Meeting people in Sri Lanka was a welcome reminder there are others on the same road
On my 42 birthday, I woke up with the sun and sat at the edge of the grounds of a tea plantation, fringed by the mountains in the Mandaramnuwara Valley in Sri Lanka’s central highlands. Warm hues crept across the sky. Birds and insects filled the day with their hum. Wind rustled through the tea leaves. I was surrounded by the sweet scents of hydrangeas and other blooms. The morning mist felt refreshing against my skin.
I took a deep breath, letting my lungs fill with the clean mountain air, and wondered how many people ever get to experience such a beautiful and remote place, let alone start a new year there. Gazing at the sun rising over the mountains, I considered the things I’ve accomplished so far. In my lap was my debut novel The Taste of Ginger, a childhood dream that had finally come true in 2022.
I have been overwhelmed by the number of immigrants who have reached out to share that my novel made them feel seen and understood. And by the number of non-immigrants who have said that the book made them think more deeply about the experiences of immigrants in America. With the launching of that book, I felt like I had found my purpose and it has given each day since so much meaning.
I’ve worked hard, so that now – in the prime of my life – I can focus on exploring new cultures
My second novel will be released in January 2023, giving me the confidence to know I can – and will – continue to craft the underrepresented stories that matter to me. I worked hard in my first career so that I have the option to retire from my corporate life now – in the prime of my life – and focus on exploring new cultures and meeting new people.
Sitting on that mountaintop, I reflected on some of the challenges I’d faced in getting to this place. There have been issues with my health and heartbreaks. Loved ones who were taken from this earth too soon. Friends who have come and gone. Periods of financial insecurity during my childhood. And the overarching emotional and psychological toll of living as an outsider in North America.
No matter how difficult, I knew that each of these experiences brought me to this exact moment, this life, this perspective… and most importantly, as a woman embarking on a new career as a writer, they gave me something to really say.
No matter how difficult, those experiences brought me to this exact moment
I have traveled to over 70 countries so far – each one changing and shaping me – and I am so grateful to have had those opportunities for growth. I can’t ignore the fact that these adventures, early retirement, and ability to now launch a writing career that challenges and inspires me, wouldn’t have been possible if I hadn’t been single and child-free at this stage of my life.
While I’d love to meet that perfect-for-me partner one day, I told myself long ago that I had to build a foundation upon which I was dependent on myself for my happiness and strength – and I’m proud that I’ve done that. I didn’t want to wait for someone or something that wasn’t guaranteed before I started living.
Meeting others on the unconventional path has fed my soul and fueled me to keep going
The unconventional path can be lonely at times with so few people on it. But when I’ve encountered others on that same journey, the depth and meaning of those relationships has fed my soul and fueled me to keep going and explore what happens next.

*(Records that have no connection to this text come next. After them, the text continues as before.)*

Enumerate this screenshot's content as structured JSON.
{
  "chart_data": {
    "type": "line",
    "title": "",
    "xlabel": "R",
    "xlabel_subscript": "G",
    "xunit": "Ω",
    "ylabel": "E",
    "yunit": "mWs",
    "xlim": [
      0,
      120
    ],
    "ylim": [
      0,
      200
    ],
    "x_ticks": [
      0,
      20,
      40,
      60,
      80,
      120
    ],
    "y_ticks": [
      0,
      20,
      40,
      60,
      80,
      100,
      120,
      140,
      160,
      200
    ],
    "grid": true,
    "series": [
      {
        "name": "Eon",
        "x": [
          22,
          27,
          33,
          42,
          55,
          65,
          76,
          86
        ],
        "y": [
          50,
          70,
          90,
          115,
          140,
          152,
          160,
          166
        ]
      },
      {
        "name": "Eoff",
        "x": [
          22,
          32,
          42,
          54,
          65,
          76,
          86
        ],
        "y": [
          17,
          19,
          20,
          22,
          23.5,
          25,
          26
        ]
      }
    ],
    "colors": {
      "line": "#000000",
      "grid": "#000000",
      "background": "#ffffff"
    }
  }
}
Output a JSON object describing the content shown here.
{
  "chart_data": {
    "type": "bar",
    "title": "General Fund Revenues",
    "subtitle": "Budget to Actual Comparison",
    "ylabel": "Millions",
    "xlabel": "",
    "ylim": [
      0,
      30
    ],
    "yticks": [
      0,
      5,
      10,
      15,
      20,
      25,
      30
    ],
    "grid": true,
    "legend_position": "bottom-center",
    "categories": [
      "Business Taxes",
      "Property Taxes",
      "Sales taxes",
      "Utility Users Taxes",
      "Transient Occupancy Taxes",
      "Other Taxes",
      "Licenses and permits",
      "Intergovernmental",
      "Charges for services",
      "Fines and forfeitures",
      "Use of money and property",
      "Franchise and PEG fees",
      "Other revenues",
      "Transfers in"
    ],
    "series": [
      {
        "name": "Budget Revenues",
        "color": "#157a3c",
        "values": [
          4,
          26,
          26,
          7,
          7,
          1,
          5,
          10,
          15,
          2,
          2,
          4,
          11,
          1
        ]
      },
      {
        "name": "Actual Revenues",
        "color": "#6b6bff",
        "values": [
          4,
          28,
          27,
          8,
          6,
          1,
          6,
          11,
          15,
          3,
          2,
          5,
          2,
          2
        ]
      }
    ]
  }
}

I didn’t end up with the husband, the kids and the white picket fence that a younger version of me assumed I’d have at this age. But I couldn’t have had those things and still ended up where I am today.
The life I’ve created is fulfilling in unexpected ways – and I wouldn’t trade it for anything. I can’t wait to see where future adventures will take me now that I’ve learned to release the expectations of others, breathe deeply regardless of where I am, and forge my own path on the road less traveled.